I’m going to McDonalds.

My theory of algorithms prof would be ashamed of me.

And NC – I’d say how completely I forgot my permutation/combination formulas proves I’m a comp sci turned writer type, not a math geek.

You’re quite right that we want combinations, not permutations, and the general formula for that is n!/((n-k)!*k!), where k is the number of elements in the combination, and n is the total number of elements from which to choose.

Wrinkle is that, while our n=18 (or whatever), we don’t have a fixed k: it can range from 0 to n, since we can have none of the toppings, some of them, or all of them. We could sum up this equation for each value of k, or we could just do it the way I did it in the first place, which is equivalent.

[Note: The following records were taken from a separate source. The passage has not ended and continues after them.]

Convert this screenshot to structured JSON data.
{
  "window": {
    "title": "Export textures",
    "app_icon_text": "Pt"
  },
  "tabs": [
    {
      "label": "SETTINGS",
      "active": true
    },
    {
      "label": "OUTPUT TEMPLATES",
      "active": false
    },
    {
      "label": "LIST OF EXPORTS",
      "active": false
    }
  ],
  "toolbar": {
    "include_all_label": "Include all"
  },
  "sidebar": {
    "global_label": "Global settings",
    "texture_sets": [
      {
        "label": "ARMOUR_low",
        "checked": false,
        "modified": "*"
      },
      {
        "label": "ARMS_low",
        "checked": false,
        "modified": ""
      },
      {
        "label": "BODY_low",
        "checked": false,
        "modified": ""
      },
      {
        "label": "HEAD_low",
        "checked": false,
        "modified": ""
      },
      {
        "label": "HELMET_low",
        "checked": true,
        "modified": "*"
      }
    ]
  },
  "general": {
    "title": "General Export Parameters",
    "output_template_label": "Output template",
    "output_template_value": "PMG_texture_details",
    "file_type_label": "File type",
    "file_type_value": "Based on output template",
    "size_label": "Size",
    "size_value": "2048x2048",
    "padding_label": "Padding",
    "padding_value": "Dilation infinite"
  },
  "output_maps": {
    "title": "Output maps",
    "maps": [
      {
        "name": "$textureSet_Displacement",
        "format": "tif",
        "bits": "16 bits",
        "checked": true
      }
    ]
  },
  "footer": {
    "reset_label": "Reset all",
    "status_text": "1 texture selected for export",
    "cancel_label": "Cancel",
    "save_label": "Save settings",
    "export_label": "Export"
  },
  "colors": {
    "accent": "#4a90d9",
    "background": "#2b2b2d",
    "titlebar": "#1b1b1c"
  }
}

Can’t wrap your mind around it in the abstract? Try this illustration. Suppose the only things you could put on a burger were ketchup, mustard, and/or cheese (K, M, and C) and you could only cook the burger rare or well-done (R or W). That’s 3 toppings, 2 ways to cook. By your formula, that’s 3×2 = 6 combos. By mine, it’s (2^3)*2 = 16. Which sounds right?

Still don’t believe me? Count ‘em: plain-R, plain-W, K-R, K-W, M-R, M-W, C-R, C-W, KM-R, KM-W, KC-R, KC-W, MC-R, MC-W, KMC-R, KMC-W.

Got it now?

Again, where is that bored and hungry lawyer?

Al, you’re failing to recognize that the combinations are not order-dependent – this is a set. A burger with A & B is the same as a burger with B & A.

The number of topping combinations is actually 18!, 18 factorial, times 4. NOT 2 raised to the power of 18 times 4. Google calculates that as 6.40237371 × 10^15

And actually, you need to add 1 to that: no toppings.